Es folgten neun Spiele bis zur Winterpause, in denen Dobros weder einen Treffer noch einen Assist für sich verbuchen konnte. "Das ist natürlich nicht mein Anspruch", sagt er rückblickend. Die Kritik an ihm wurde lauter. Und er war plötzlich nicht mehr erste Wahl. Vor dem Heimspiel gegen die TSG Hoffenheim II gab es dann eine klare Ansage von den Verantwortlichen: Es ging um Dobros' angeblich mangelnde Einstellung. "Michael Weißkopf (Präsidiumsmitglied, Anmerkung der Redaktion) hat sich hinterher dafür entschuldigt", sagt der Offensivspieler – wohl wissend, "dass ich angezählt war". Denn: "Unser Trainer Roland Seitz hat mir damals gesagt, dass ich Tore schießen und vorbereiten muss, sonst werde sich der Verein nach einem anderen Spieler umschauen." Was ihn bis heute ärgert: "Der Trainer hatte mich als Schuldigen ausgemacht." Dobros sagt deshalb klipp und klar: "Ja, ich sehe mich als Sündenbock!"

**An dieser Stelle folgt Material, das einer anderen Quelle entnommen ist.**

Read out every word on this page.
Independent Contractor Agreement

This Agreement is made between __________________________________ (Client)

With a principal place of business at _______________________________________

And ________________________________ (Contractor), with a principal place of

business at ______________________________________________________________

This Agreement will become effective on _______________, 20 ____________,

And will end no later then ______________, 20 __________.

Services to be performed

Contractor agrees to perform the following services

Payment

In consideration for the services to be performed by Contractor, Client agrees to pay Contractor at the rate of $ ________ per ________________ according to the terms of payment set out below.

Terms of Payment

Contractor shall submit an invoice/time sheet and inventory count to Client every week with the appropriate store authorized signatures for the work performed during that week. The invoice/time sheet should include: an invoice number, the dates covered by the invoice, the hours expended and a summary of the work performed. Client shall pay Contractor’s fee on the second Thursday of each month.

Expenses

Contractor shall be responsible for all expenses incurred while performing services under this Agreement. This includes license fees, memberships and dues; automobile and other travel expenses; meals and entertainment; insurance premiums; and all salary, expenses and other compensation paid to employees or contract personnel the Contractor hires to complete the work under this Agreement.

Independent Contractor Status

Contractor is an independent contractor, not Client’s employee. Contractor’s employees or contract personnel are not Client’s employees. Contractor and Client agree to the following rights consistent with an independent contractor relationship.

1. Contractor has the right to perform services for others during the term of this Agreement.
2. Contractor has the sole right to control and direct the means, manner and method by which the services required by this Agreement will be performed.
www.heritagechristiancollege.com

Der 27-Jährige kann das nicht nachvollziehen. "Ich habe mich ganz sicher nicht wie eine Diva verhalten", sagt er. "Das zeigt allein die Tatsache, dass ich jeden Tag über 200 Kilometer von Vaihingen/Enz zum Training gefahren bin." Auch sportlich fühlt sich der Offensivspieler ungerecht behandelt. "Nachdem Toni Vastic, Dijon Ramaj und auch Kevin Hoffmann verletzt waren, war ich vorne das alleinige Zugpferd. Es ist aber ein Mannschaftssport, und ich kann nur so gut sein wie das gesamte Team."

Ich habe mich nicht wie eine Diva verhalten.

Niko Dobros Ex-Spieler des VfR Aalen

Noch kein passendes Angebot

Es hätten in dieser Zeit Spieler um ihn herum gefehlt, die mal den tödlichen Pass spielen können. "Es ist etwas anderes, ob ich mit Toni und Dijon spiele oder mit Spielern aus der zweiten Reihe ..." Dobros ist bewusst, dass die Kaderzusammenstellung dem Budget geschuldet war. "Aber das hat für die Regionalliga einfach nicht mehr ausgereicht. Es fehlte in der Breite."

Schade findet Dobros, dass er seit Beginn der Corona-Pandemie keinen Kontakt mehr zu Roland Seitz hatte. Zu dem Trainer, "der mich unbedingt haben wollte". Auch die Nachricht, dass sein Vertrag nicht verlängert wird, habe ihm Michael Weißkopf überbracht. "Ich habe es nicht verdient, dass so mit mir umgegangen wird", sagt er abschließend.

Inzwischen ist der VfR Aalen Vergangenheit, und Dobros plant seine Zukunft: "Ich habe mein Fachabitur gemacht und eine kaufmännische Ausbildung." Erste Job-Gespräche habe es bereits gegeben. Wobei Niko Dobros auch klar sagt, dass er gerne seiner großen Leidenschaft nachgehen würde: "Natürlich kann ich mir vorstellen, weiter Fußballer zu sein."

Was noch fehlt, ist das passende Angebot.